Словно на крыльях влетела я в студенческий буфет и вдохновенно начала поедать заварные пирожные, запивая их горячим чаем. Какое же это счастье – после тяжкого труда вновь ощутить себя свободной! Просто гора с плеч! Первая сессия – и такой успех! Все пятерки. И на зачетку приятно посмотреть, и стипендия будет самая высокая. Ну и, конечно, самоуважение зашкаливает. Ай да я! Могу, когда захочу.

И вдруг, как заслуженный подарок судьбы, на пороге буфета возник Геныч. Даже, можно сказать, двойной подарок судьбы, потому что он вновь был один. Он взял стакан сока и подошел к моему столику. Не заметить меня было просто невозможно – я бешено махала ему рукой и подпрыгивала от нетерпения.

– Как успехи? – поинтересовался он.

– Все пятерки! – счастливо похвасталась я. – Только что языкознание сдала. А ты как?

– У нас сегодня русский. Я сдал, на пять. А по английскому четыре.

– Четыре? Из-за Мамонтовой, что ли?

– Ну да. Привязалась к произношению.

– Ясно. А у Ольги как дела?

Ольгой я поинтересовалась вовсе не из вежливости, а с дальним прицелом. Должна же я была знать, какую стратегию разрабатывать на следующие десять дней.

– Ей продлили сессию, по болезни. Двадцать седьмого английский сдает. А сейчас на математике сидит.

Значит, раньше двадцать восьмого ее появление в санатории не ожидается, скумекала я и обрадовалась. У меня целых три дня в запасе. Три дня – это вам не час и не половина новогодней ночи. Три дня – это уже серьезно. Тут есть где развернуться.

– Может, мы куда-нибудь сходим? – закинула я удочку.

– Нет, – покачал головой Геныч. – Я жду Ольгу. Она еще плохо себя чувствует.

– Ну, тогда вечером, – не сдавалась я. – Позвони мне после восьми. Теперь у меня нет никаких дел… и детей.

Он замялся:

– Не могу, извини. Я должен гулять с собакой. Родителей сегодня нет, а Полька наотрез отказывается.

Конечно, это была важная причина, я на своей шкуре прочувствовала, и Полька правильно делает, что отказывается. Но что-то мне не понравилось в его уклончивом ответе. Кто хочет, тот ищет возможность, а кто не хочет, изобретает причину. Может, конечно, он и не изобретал ее, но и не стремился найти возможность. Нужно было на этом остановиться, распрощаться, ночью старательно все обдумать, а с завтрашнего дня начать сокрушительные боевые действия. Но я не смогла затормозить, и меня понесло. Видимо, растратила весь стратегический запас сдержанности и истрепала остатки нервных клеток за последние месяцы.

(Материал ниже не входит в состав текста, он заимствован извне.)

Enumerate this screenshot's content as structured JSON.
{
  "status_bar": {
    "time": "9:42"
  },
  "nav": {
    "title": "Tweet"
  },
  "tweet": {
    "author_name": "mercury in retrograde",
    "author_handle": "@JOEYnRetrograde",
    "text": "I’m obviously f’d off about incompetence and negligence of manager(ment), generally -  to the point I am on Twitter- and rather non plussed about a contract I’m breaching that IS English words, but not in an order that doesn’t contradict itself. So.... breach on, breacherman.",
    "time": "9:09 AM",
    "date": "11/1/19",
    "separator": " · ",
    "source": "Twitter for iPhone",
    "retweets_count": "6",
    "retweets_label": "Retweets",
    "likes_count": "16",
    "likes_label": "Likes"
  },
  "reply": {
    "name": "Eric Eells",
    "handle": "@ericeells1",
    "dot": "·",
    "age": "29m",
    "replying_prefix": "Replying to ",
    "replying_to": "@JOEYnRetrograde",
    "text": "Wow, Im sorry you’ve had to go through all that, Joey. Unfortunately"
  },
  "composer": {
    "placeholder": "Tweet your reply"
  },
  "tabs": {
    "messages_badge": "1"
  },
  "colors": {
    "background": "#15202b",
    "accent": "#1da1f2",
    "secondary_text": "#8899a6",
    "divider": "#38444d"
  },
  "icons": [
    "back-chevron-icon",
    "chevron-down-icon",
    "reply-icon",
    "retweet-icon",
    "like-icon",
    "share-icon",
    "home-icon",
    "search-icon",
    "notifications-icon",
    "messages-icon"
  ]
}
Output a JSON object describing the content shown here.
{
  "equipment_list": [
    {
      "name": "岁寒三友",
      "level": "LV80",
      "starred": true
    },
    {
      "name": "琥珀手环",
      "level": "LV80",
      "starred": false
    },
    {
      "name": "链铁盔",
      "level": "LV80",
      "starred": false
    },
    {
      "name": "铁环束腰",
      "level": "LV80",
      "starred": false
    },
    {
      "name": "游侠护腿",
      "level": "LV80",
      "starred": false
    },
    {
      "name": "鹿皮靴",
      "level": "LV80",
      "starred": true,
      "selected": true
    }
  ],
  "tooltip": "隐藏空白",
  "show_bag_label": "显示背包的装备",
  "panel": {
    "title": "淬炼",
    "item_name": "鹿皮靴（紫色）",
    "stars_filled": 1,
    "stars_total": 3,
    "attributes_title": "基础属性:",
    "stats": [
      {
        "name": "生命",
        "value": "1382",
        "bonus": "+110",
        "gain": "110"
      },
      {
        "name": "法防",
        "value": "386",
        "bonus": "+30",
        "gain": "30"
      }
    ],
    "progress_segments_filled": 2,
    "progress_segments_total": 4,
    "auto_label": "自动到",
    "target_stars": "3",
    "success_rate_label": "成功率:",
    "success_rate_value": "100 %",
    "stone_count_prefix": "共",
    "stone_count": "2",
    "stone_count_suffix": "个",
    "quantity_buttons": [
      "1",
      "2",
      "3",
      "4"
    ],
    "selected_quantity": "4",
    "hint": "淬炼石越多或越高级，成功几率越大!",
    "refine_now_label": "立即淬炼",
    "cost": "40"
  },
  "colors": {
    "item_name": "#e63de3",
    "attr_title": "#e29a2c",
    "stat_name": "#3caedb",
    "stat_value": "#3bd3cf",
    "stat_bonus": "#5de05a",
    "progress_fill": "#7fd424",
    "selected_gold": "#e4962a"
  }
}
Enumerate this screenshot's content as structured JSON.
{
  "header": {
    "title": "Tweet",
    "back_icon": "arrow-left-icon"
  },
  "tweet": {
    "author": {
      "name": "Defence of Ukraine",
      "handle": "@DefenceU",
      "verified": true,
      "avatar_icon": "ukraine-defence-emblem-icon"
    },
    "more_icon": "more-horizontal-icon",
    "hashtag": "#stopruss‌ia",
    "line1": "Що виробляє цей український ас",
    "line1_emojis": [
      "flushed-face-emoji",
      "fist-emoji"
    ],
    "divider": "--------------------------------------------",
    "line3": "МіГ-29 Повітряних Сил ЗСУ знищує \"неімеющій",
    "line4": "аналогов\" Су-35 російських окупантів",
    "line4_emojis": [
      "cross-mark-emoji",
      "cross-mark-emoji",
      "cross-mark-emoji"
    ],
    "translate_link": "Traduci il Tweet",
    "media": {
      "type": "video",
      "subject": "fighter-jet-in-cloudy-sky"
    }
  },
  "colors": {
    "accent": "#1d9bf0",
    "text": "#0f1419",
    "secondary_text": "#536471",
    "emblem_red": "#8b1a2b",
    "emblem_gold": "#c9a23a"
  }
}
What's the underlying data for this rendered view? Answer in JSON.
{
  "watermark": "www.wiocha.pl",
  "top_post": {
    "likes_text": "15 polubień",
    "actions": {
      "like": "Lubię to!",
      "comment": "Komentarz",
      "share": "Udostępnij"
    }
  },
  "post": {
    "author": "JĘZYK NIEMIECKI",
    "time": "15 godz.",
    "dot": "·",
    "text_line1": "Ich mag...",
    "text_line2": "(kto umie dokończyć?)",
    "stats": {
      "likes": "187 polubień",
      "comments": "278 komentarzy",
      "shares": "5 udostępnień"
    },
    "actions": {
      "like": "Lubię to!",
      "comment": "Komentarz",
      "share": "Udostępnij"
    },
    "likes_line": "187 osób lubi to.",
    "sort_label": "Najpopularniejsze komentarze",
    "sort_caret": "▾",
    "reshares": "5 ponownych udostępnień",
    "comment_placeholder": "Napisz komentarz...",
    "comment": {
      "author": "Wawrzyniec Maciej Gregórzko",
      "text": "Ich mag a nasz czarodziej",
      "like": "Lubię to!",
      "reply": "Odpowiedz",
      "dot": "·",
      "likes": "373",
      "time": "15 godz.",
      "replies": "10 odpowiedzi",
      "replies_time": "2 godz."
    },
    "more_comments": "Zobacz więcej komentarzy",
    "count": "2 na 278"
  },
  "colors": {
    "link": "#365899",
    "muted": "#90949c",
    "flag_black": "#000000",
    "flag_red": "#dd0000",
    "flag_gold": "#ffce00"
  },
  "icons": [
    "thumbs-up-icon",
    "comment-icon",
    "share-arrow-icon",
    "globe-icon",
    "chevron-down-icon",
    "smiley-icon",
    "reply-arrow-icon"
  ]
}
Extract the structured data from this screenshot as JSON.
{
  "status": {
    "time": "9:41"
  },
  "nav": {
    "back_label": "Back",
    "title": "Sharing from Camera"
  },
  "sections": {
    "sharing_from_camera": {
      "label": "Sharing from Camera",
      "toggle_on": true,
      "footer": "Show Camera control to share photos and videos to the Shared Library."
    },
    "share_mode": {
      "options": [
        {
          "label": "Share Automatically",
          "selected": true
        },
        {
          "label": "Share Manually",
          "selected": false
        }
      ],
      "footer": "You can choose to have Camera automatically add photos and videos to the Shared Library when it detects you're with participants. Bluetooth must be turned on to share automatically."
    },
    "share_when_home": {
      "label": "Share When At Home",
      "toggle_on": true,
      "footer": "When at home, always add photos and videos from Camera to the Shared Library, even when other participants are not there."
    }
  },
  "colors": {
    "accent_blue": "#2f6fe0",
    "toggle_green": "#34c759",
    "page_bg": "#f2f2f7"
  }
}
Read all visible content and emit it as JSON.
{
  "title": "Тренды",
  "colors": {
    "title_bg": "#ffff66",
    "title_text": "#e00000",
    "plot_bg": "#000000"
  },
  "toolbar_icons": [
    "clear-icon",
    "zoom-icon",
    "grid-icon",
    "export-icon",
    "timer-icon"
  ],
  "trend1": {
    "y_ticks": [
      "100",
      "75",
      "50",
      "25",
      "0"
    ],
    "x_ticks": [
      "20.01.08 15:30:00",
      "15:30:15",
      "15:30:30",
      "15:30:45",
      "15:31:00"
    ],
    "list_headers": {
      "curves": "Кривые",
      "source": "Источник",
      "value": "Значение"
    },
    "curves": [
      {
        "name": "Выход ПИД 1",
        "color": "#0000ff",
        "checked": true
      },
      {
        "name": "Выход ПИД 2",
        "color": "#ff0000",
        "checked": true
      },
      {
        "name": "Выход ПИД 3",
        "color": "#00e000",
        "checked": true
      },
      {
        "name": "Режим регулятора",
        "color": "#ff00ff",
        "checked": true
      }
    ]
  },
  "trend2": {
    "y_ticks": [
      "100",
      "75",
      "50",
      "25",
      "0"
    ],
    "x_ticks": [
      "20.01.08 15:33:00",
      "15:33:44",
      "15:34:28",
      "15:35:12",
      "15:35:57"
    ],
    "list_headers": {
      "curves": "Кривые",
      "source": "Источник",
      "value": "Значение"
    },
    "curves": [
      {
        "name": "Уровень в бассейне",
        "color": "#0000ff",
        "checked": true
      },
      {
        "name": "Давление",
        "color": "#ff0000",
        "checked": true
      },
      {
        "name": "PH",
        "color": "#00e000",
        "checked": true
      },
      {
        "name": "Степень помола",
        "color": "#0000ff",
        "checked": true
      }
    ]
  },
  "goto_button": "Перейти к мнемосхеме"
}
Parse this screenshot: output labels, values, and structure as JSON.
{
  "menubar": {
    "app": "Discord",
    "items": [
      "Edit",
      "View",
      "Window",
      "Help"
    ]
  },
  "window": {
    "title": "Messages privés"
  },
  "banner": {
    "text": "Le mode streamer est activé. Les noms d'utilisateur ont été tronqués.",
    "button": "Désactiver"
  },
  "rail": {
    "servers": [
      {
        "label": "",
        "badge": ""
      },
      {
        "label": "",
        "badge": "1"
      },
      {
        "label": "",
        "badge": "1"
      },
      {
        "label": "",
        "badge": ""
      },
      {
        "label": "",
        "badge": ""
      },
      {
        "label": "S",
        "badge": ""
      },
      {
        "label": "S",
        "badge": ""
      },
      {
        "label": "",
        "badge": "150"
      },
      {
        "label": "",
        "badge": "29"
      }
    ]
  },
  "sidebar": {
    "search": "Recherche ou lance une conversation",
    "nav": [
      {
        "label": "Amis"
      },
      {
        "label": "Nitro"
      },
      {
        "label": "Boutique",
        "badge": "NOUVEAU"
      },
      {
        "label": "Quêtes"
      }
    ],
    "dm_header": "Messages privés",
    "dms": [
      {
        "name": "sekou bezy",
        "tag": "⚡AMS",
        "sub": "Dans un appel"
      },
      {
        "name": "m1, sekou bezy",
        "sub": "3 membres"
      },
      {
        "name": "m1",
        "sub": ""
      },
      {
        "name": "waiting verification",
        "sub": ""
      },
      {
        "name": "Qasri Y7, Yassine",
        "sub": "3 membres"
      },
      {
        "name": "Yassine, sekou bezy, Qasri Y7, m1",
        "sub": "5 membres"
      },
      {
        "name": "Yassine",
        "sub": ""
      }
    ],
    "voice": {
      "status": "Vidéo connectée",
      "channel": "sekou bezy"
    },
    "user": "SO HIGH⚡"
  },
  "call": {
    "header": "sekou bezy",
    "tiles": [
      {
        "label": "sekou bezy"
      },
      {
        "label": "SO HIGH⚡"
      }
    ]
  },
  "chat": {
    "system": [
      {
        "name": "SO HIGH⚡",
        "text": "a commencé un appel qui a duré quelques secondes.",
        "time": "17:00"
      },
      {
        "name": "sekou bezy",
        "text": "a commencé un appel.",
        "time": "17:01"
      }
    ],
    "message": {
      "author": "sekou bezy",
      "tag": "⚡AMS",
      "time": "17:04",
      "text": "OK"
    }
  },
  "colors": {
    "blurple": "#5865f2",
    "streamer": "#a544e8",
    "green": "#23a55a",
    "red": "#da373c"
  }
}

– А когда ты позвонишь? – спросила я.

Геныч не ответил. На его лице появилась вымученная виноватая улыбка.

– Гена, – проникновенно произнесла я, дотронувшись до его руки, – скажи честно, ты что, уже не хочешь встретиться со мной?

Он долго и сосредоточенно изучал содержимое своего стакана. Но и по красноречивому молчанию все стало предельно ясно. Он передумал. Я его смогла разогреть, завести, но стоило вернуться Ольге, как весь мой труд пошел насмарку. Все, привет! Вернулись к отправной точке. Придется все начинать заново.

– Гена! – позвала я. Он убрал от меня руку.

– Я не могу встречаться с тобой за спиной у Ольги.

У меня отвисла челюсть. Ну надо же, какой д’Артаньян! Какие мы порядочные и честные! А когда приглашал меня покушать мороженое, наивно прикрываясь темами? Когда целовал меня и не думал, что за тонкой стенкой лежит его разлюбезная Ольга! Когда провожал меня до двери и смотрел такими глазами! А тут вдруг вспомнил про нее! Ну уж нет, дружочек, я так просто не сдамся. Я четыре месяца на тебя потратила.

Я постаралась не выдать охватившего меня отчаянья.

– Ты знаешь, я с тобой согласна. Я тоже не люблю прятаться. Это унизительно. Нужно ей все сказать, и тогда мы сможем встречаться открыто.

Теперь оторопел он. Видимо, так далеко он в своих размышлениях не заходил.

– Саша, о чем ты говоришь? – озадаченно спросил Геныч.

– Я говорю о нас с тобой.

– А разве есть «мы с тобой»?

После такого заявления даже тупица из тупиц по кличке «Здравствуй, дерево!» сообразила бы, что пора брать тайм-аут, сворачивать разговор или переводить его в шутку. Прекрасно понимая, что веду себя ужасно глупо, я продолжала хвататься за соломинку:

– Но как же так, Гена? Ведь у нас что-то было. Не приснилось же мне!

– Не приснилось, – немного смущенно согласился он, отставив наконец в сторону свой стакан. – Ты… мне нравишься. Но я не могу.

– Да почему?!

– Потому что есть Ольга. Прости, все так глупо вышло. Я не хотел тебя обижать.

Я поняла, что он сейчас уйдет, и отчаянье все же прорвалось наружу:

– Откуда ты можешь знать, что она лучше? Ты же ее ни с кем не сравнивал!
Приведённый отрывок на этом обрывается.